With the new administration, there could even be a silver lining for TB research in the economic downturn. There are efforts to increase funding for TB research in the stimulus package. At present, the Senate version of the bill includes $2.7 billion for important medical research, with the following language: “In particular, the Committee recommends placing a priority on: short-term new grants that focus on specific scientific challenges; new research that expands the scope of ongoing projects; research on public health priorities such as influenza, tuberculosis and malaria; and stem cell research.”
Efforts are also underway to increase interest among investigators in HIV/TB research. One strategy recommended at the Core Group was the creation of awards to encourage young investigators to participate in HIV/TB research.
One small award was announced last year by the International AIDS Society (IAS): a TB/HIV research prize at the upcoming HIV Pathogenesis, Treatment and Prevention Conference to be held in Cape Town, South Africa (July 19-22, 2009).
The winner will receive a prize of US$2000 for submitting the best TB/HIV research.

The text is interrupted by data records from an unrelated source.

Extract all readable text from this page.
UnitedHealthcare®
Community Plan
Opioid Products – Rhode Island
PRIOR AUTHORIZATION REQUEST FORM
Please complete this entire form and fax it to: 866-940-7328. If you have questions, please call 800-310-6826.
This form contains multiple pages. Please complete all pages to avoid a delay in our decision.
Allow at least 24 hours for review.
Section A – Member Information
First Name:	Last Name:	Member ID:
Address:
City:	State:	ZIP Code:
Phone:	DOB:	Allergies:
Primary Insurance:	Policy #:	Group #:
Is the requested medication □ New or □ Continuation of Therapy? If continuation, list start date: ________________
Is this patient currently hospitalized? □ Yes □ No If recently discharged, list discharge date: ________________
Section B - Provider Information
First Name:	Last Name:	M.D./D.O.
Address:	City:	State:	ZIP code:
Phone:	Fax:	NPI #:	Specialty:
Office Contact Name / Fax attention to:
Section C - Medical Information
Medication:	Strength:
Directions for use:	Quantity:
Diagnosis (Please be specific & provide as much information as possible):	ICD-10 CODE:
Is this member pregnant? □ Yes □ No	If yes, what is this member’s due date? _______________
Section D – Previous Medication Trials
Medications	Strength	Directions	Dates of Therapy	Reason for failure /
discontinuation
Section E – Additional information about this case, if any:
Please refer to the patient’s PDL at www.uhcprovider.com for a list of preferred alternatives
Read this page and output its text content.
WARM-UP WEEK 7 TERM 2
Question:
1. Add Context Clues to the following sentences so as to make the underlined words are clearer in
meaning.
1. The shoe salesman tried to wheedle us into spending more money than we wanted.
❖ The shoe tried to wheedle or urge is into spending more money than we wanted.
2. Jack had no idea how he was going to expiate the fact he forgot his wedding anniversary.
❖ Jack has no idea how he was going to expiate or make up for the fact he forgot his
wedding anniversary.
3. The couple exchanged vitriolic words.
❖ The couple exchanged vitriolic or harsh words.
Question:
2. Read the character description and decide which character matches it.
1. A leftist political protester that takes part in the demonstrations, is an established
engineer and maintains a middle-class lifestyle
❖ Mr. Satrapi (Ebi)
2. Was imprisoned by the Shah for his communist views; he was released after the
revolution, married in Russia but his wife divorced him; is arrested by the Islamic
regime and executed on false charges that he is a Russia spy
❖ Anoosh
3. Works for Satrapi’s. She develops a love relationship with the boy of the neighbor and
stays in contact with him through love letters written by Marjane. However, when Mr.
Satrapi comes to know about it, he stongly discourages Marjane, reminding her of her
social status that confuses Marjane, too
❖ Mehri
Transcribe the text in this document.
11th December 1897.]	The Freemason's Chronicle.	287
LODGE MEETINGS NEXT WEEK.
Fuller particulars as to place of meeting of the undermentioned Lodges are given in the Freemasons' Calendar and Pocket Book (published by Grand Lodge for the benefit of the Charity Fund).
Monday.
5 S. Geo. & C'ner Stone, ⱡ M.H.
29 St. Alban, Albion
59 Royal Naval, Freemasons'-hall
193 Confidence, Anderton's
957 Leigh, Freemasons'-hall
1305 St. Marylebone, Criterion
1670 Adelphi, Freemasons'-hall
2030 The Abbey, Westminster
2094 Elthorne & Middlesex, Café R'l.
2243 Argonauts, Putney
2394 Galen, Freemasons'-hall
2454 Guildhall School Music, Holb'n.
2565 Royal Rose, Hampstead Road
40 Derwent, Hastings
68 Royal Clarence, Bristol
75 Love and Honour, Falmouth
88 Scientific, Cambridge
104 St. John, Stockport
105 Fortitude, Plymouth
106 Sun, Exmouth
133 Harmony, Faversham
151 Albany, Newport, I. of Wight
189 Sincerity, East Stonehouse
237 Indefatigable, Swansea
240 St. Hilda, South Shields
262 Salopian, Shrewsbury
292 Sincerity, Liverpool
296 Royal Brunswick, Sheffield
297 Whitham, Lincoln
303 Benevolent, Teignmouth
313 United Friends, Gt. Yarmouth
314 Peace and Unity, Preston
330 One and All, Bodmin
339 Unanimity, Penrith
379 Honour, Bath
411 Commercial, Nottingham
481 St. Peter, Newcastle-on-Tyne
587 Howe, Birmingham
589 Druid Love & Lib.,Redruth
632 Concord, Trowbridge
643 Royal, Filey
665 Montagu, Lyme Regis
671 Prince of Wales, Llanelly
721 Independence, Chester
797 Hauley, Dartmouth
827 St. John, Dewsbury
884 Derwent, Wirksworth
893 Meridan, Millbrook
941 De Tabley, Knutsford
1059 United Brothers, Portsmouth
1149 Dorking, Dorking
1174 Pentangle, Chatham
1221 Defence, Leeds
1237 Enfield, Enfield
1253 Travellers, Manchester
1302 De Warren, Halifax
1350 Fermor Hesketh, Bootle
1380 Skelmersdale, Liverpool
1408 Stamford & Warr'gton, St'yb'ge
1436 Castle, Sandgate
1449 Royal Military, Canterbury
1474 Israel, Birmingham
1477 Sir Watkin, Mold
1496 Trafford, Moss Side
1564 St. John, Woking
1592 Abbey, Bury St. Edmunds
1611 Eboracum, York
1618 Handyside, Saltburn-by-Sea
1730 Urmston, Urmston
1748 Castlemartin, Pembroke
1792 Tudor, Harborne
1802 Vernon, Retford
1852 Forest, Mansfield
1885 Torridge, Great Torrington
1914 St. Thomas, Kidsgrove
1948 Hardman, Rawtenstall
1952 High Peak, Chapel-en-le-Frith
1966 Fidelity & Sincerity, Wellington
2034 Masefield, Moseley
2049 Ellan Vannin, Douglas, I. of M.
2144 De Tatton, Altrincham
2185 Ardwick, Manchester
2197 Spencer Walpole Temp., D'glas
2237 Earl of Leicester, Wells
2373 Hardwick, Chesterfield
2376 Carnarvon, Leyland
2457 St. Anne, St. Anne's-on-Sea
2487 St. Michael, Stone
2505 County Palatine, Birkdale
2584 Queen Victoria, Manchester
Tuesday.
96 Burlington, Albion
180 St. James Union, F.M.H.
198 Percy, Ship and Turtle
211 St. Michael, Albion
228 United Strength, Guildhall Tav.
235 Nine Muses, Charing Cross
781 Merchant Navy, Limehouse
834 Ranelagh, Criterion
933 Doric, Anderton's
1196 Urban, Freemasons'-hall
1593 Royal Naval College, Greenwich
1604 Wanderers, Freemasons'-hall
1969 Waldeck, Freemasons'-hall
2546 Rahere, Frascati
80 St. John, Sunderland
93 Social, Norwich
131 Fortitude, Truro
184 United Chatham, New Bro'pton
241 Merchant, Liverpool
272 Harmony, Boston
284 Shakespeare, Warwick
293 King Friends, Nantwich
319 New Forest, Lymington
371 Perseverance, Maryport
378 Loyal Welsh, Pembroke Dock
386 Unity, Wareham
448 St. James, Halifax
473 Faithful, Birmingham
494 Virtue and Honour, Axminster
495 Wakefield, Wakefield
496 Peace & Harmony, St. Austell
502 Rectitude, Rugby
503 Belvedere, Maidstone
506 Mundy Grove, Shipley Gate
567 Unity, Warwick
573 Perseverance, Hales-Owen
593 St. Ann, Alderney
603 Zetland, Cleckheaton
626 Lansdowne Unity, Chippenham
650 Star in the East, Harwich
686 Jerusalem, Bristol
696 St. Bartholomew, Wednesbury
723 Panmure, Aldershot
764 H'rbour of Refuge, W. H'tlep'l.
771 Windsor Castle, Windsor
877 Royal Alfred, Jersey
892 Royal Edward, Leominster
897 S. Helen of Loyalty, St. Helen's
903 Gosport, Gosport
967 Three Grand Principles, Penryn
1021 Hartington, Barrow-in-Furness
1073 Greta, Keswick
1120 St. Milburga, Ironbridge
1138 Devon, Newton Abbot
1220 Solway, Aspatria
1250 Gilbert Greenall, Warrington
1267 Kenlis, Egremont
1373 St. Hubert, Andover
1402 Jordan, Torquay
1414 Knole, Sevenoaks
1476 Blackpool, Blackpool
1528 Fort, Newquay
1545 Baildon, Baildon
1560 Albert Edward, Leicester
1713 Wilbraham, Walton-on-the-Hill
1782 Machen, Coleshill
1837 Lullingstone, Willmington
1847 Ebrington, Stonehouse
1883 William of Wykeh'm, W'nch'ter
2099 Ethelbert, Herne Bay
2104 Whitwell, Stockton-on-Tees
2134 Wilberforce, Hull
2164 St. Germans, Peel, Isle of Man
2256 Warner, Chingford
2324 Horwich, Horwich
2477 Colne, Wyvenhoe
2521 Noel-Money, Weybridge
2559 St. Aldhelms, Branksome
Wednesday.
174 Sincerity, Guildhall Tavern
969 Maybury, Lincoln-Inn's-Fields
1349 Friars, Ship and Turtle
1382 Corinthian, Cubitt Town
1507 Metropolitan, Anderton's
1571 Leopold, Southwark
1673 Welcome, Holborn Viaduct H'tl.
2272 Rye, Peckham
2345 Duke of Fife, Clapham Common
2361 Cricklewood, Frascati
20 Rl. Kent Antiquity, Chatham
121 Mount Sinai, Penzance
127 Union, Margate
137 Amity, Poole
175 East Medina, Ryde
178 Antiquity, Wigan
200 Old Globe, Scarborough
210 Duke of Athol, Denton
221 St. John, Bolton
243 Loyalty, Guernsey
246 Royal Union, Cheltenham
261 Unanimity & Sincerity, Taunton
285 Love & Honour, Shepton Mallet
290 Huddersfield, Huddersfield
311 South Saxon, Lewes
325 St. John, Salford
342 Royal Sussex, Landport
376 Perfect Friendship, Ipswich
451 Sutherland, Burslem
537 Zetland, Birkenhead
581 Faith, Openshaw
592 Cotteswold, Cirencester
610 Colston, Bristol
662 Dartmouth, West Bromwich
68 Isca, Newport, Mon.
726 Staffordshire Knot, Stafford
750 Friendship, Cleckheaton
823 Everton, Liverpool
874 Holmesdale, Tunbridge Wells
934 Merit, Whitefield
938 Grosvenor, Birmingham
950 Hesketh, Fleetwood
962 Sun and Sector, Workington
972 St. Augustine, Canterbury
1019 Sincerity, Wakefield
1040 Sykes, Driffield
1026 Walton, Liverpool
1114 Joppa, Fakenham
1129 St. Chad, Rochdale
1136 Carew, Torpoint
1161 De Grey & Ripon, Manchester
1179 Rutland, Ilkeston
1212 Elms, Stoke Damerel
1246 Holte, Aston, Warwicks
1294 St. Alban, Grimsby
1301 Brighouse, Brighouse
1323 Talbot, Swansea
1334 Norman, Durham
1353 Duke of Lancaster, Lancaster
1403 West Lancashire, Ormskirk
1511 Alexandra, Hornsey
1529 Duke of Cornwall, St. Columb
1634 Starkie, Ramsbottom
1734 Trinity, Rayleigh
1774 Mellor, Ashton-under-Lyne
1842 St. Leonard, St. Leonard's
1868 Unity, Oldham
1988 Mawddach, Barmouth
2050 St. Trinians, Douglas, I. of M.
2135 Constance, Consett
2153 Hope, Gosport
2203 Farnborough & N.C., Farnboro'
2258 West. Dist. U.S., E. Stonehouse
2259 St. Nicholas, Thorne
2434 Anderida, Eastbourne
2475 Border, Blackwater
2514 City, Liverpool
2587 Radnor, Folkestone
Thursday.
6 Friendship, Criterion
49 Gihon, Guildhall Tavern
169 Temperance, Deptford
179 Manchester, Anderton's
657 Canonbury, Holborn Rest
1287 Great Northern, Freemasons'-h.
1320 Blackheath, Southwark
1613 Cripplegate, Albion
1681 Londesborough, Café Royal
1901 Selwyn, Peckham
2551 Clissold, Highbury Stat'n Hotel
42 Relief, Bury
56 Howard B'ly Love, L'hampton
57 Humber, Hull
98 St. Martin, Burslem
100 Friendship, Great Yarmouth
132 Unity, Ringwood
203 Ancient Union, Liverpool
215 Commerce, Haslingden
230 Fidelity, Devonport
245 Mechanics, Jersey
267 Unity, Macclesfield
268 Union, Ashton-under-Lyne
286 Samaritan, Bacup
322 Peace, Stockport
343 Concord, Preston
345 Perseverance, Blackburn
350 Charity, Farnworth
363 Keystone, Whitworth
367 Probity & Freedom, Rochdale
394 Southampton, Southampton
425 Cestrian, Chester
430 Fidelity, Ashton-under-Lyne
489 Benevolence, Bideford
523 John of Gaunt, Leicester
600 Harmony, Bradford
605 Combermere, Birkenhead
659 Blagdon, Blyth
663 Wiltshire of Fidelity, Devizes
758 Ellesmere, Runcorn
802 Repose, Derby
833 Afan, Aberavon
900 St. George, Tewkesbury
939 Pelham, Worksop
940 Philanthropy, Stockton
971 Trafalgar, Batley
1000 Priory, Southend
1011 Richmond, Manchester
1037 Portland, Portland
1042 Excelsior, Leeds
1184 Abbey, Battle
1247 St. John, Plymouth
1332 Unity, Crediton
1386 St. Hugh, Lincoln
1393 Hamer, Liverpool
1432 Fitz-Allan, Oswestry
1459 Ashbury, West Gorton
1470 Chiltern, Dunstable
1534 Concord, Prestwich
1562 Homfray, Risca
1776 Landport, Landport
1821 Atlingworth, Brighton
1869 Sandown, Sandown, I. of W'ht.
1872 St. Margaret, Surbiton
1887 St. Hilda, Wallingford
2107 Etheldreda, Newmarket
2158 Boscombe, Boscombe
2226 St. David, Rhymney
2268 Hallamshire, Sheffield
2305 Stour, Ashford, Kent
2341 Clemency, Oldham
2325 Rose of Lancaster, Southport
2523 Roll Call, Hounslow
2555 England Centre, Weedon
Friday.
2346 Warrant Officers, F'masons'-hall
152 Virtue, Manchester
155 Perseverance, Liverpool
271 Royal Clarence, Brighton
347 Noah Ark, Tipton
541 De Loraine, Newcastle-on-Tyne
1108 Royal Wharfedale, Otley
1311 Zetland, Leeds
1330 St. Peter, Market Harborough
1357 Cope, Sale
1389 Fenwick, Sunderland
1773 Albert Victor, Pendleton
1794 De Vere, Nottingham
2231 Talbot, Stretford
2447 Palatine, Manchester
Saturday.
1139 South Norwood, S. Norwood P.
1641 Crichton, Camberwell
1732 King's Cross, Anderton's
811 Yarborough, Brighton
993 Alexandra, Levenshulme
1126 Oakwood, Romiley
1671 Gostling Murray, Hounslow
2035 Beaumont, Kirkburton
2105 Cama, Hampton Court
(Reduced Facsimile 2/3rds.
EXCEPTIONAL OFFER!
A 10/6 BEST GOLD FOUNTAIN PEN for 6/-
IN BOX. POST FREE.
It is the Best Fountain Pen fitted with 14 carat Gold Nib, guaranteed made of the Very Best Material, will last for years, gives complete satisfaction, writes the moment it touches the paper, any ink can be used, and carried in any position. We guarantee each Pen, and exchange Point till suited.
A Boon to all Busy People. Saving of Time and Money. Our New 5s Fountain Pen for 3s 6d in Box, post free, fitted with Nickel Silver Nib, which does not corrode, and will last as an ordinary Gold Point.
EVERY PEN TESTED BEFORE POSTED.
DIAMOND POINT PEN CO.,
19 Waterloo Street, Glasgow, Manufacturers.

Online abstract submissions are now open . The abstract submission deadline is 25 February 2009, midnight, Central European Time (CET).
Finally, a TB/HIV research meeting will be held in conjunction with the IAS meeting to draw more HIV researchers into the development and implementation of the HIV/TB research agenda. Dr Lawn will be one of the meeting’s organisers.
“I think the traditional model of research funding has been based on the level of interest (from pharmaceutical industry, interest groups, advocates, media exposure and donors), how answerable are the questions and thirdly, how attractive are the data to the research community? Are they novel and are they publishable in high-impact journals?” Dr Lawn said in Sydney.
“But I think a novel approach is needed. What is the potential of reduction in disease burden? What is the impact on equity? Is it answerable? What is the likelihood of efficacious interventions being developed, and will it be deliverable? In the case of TB and HIV/TB, the answer to all these are yes. The burden of TB is huge and it’s impacting communities that are the most underserved and underprivileged communities on earth. These questions are answerable. We will, and can, find interventions if we put our minds to it, and these are deliverable on a large scale.”
HATIP would like to maintain an ongoing, moderated discussion, where our readership can post their ideas, needs or plans for HIV/TB research. Join the discussion here.
[1] TAG. Funding trends in TB research & development: 2005-2007. Preliminary report. Paris, 2008.
[2] Lawn SD et al. Burden of tuberculosis in an antiretroviral treatment programme in sub-Saharan Africa: impact on treatment outcomes and implications for tuberculosis control. AIDS: 20(12) 1605-1612, 2006.
[3] Graham SM et al. Childhood tuberculosis: clinical research needs Int J Tuberc Lung Dis 8(5):648–657, 2004.
[4] Donald PR, Maher D, Qazi S. A research agenda to promote the management of childhood tuberculosis within national tuberculosis programmes Int J Tuberc Lung Dis 11(4):370–380, 2007.
[5] Wells CD, Nelson LJ. New international efforts in childhood tuberculosis: proceedings from the 2002 Workshop on Childhood Tuberculosis, Montreal, Canada, 6–7 October 2002. Int J Tuberc Lung Dis 8(5):630–635, 2004.
[6] Burman WJ et al. Assuring the involvement of children in the evaluation of new tuberculosis treatment regimens. PLoS Med 5(8): e176, 2008.